Our vision is to provide antiracism professional development that is contextualized specifically to CWU. The aim is to build visibility and statewide recognition for CWU and stakeholder groups who will actively participate in the framework under development.
Two committees convened to implement programming:
- The Design & Development committee are experts in the field of DEI or have innate or acquired experience in the field;
- the Collaborator committee is made up of representatived from across campus.
- White Bodies, Antiracist Praxis Workshop
Spearheaded by Hope Amason and Natashia Lindsey, the goal of the White Bodies, Antiracist Praxis group is to engage white-bodied faculty, staff, and administration in the Central Washington University community on issues of race, racism, and white supremacy and to promote antiracist practice. In doing so, we hope that participants will reflect on their racial position, challenge their assumptions about race and racism, identify ways in which they contribute to and/or are complicit in racism, and extend their antiracist practice to every aspect of their lives (whether professional, personal, or community contexts).
While all people, including people of the global majority and mixed folks, are welcome to join this group, it should be noted that goals and outcomes are directed towards white-bodied people who want to develop and extend their antiracist practice. As a space where white-bodied people can work to unlearn racism and white supremacy, it may be an unintentionally harmful space for people of the global majority.
- Workforce Diversity Plan
The workforce diversity plan is an initiative to create and support a diverse workforce that is reflective of the communities we purport to serve.

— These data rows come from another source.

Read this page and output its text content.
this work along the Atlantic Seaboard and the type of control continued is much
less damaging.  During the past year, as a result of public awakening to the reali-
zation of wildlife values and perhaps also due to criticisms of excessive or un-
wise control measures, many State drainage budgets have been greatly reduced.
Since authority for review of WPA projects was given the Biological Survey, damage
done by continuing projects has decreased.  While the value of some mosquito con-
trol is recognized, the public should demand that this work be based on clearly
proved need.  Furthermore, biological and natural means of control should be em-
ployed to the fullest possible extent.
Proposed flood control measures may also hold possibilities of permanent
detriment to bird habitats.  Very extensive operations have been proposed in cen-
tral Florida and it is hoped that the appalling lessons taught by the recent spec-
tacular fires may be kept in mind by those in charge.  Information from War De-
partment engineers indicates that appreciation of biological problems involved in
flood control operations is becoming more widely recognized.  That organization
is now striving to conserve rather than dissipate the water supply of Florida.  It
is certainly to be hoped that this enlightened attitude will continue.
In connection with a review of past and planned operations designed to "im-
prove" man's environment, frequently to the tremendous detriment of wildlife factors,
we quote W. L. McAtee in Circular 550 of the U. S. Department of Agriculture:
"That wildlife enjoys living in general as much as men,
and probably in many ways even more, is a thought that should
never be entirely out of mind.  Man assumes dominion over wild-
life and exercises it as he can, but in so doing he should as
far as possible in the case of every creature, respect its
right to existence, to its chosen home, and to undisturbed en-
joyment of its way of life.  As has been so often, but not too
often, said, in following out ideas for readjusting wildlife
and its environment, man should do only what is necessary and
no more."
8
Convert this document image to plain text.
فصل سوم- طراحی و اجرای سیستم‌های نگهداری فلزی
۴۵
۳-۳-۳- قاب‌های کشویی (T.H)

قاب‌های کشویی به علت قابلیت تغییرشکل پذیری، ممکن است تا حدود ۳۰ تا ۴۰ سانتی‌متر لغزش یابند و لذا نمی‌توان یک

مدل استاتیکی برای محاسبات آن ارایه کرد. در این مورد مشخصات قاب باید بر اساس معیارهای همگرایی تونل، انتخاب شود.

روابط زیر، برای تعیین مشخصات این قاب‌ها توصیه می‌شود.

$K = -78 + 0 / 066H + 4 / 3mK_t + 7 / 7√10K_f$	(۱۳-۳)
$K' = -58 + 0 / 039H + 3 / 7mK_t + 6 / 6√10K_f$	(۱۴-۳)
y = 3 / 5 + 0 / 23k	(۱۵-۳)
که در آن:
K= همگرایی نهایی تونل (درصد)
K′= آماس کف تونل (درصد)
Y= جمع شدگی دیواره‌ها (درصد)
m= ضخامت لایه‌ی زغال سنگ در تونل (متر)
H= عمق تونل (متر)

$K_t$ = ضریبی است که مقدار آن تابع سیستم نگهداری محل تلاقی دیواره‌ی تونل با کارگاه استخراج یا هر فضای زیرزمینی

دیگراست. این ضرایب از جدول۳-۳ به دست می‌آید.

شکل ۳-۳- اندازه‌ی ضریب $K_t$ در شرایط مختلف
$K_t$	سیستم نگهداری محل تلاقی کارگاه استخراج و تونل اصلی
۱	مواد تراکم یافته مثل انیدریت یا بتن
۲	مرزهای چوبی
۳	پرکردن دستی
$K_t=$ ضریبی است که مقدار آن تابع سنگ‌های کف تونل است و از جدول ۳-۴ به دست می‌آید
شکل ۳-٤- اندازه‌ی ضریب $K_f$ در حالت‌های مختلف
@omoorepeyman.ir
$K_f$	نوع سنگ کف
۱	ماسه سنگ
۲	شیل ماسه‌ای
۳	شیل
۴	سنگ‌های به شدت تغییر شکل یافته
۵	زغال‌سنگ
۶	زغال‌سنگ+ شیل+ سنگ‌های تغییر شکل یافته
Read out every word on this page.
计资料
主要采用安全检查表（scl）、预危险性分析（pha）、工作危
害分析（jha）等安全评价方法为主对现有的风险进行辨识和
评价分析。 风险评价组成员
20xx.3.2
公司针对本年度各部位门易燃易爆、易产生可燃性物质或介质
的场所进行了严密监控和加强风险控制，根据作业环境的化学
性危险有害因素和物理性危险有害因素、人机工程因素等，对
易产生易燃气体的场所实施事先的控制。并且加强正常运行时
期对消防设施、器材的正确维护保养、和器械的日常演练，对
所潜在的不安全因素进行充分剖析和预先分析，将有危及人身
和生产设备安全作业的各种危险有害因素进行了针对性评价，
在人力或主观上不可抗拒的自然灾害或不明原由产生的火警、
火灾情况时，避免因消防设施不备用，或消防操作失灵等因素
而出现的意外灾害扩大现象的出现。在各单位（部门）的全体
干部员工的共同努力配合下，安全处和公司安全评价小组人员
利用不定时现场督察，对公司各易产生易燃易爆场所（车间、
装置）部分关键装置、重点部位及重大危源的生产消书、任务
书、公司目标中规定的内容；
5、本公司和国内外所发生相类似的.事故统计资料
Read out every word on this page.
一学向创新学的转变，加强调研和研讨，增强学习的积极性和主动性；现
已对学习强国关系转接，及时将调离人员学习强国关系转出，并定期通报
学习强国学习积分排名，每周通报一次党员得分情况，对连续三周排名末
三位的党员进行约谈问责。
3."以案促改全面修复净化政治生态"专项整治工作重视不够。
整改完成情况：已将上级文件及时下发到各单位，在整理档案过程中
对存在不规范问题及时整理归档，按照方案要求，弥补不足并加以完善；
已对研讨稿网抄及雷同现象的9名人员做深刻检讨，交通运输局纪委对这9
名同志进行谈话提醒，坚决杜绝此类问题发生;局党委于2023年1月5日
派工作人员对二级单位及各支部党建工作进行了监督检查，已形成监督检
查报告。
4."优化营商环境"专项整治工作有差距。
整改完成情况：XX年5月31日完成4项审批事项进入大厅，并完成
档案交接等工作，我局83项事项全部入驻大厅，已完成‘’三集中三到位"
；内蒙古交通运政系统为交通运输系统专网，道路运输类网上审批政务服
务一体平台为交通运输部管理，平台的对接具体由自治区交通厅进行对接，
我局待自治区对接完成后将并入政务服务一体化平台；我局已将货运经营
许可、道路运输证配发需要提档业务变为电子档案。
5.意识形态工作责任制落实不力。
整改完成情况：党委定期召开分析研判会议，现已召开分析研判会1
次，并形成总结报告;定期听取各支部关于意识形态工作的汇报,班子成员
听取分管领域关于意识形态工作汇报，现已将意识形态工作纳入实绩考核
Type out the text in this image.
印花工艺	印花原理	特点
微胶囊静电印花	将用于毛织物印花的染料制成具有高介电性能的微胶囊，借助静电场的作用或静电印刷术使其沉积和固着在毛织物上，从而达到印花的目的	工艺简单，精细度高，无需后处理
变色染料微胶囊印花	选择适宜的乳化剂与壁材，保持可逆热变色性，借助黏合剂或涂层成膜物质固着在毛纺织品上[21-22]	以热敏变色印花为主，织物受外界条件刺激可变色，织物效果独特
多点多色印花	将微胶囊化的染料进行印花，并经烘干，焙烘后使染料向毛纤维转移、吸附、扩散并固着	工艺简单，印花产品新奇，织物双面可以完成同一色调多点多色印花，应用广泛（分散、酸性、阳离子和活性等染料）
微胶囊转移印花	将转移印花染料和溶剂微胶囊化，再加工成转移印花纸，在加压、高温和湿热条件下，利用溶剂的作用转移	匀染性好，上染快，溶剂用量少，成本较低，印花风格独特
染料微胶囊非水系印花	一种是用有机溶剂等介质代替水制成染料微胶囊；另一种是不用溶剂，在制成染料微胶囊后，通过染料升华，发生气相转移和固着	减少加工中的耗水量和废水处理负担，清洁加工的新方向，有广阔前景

This is a commitment by the university to create a fair, inclusive workforce that promotes belonging. Workforce diversity is about respecting and valuing differences with a focus on traditionally underserved communities. Creating a diverse workforce is a priority of the university and the goal is to become the employer of choice for those with different backgrounds. A diverse workforce is a source of strength for the university and promotes student success.
- Other Initiatives:
There are multiple ongoing initiatives across campus that promote diversity among students, faculty, and staff:
- Enrollment Management has several initiatives that have shown success in recruiting students from traditionally underserved groups.
- Academic Colleges have initiatives that are moving forward. For example, the College of Business is part of the PhD Project which provides space for job announcements to minority candidates from AACSB accredited universities.
- The Library has initiated a cultural conversation series to discuss issues of white privilege, equity, and cultural similarities and differences.
- The Office of Business and Financial Affairs is developing an initiative to increase the use of Women and Minority owned businesses for contracting opportunities.
- Student Success has developed initiatives to support students from underrepresented groups by fostering leadership skills through the Student Leadership, Involvement, and Community Engagement (SLICE).